L’immunodiagnostica legata al COVID-19 — il principale segmento del gruppo, che rappresenta il 69% dei ricavi — ha registrato una crescita del 7% a cambi costanti fino a €821 milioni, sostenuta dalle vendite di test CLIA specialistici negli Stati Uniti. Escludendo la Cina, il segmento ha registrato una crescita dell’8% a cambi costanti.
I ricavi della divisione Licensed Technologies sono rimasti stabili a €165 milioni a cambi costanti. La forte domanda da parte dei clienti della diagnostica è stata compensata dal calo delle vendite nel settore life science dopo i tagli ai finanziamenti del National Institutes of Health negli Stati Uniti.
Il Consiglio di Amministrazione ha proposto un dividendo di €1,30 per azione, in aumento dell’8,3% rispetto al 2024. Ha inoltre autorizzato un programma di riacquisto di azioni proprie fino a €250 milioni per un massimo di 4,5 milioni di azioni, pari all’8,04% del capitale sociale. Al 19 marzo, DiaSorin aveva già riacquistato 1,84 milioni di azioni.
DiaSorin ha inoltre confermato che chiuderà il suo stabilimento di Shanghai entro la fine del 2026. La chiusura dovrebbe generare risparmi annuali sui costi di circa €6 milioni, con un periodo di recupero della liquidità inferiore a un anno. I costi totali di ristrutturazione sono stimati fino a €22 milioni, di cui circa €20 milioni già contabilizzati nel 2025.

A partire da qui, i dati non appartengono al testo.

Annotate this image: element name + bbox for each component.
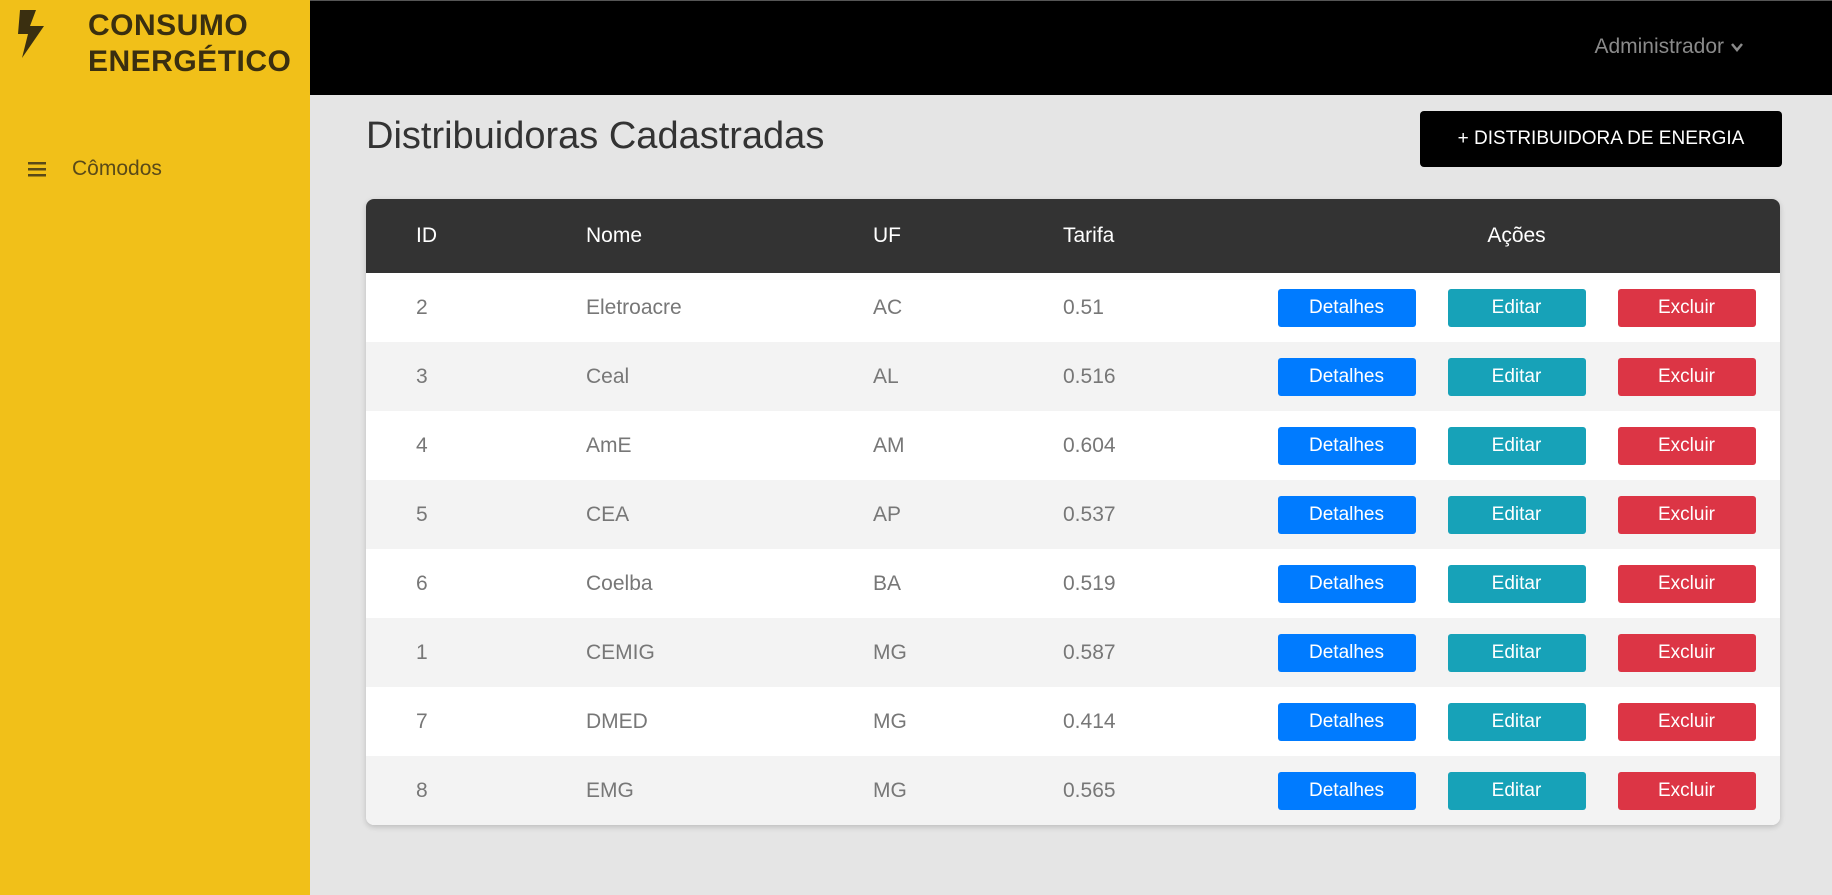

Per il 2026, la società prevede una crescita dei ricavi tra il 5% e il 6% a cambi costanti e un margine EBITDA rettificato compreso tra il 32% e il 33%. DiaSorin ha sottolineato che la previsione non include eventuali effetti del conflitto in corso in Medio Oriente, che potrebbe influenzare le vendite regionali e le catene di approvvigionamento.
Al 31 dicembre, l’indebitamento finanziario netto del gruppo era pari a €580 milioni, in calo rispetto ai €618 milioni dell’anno precedente.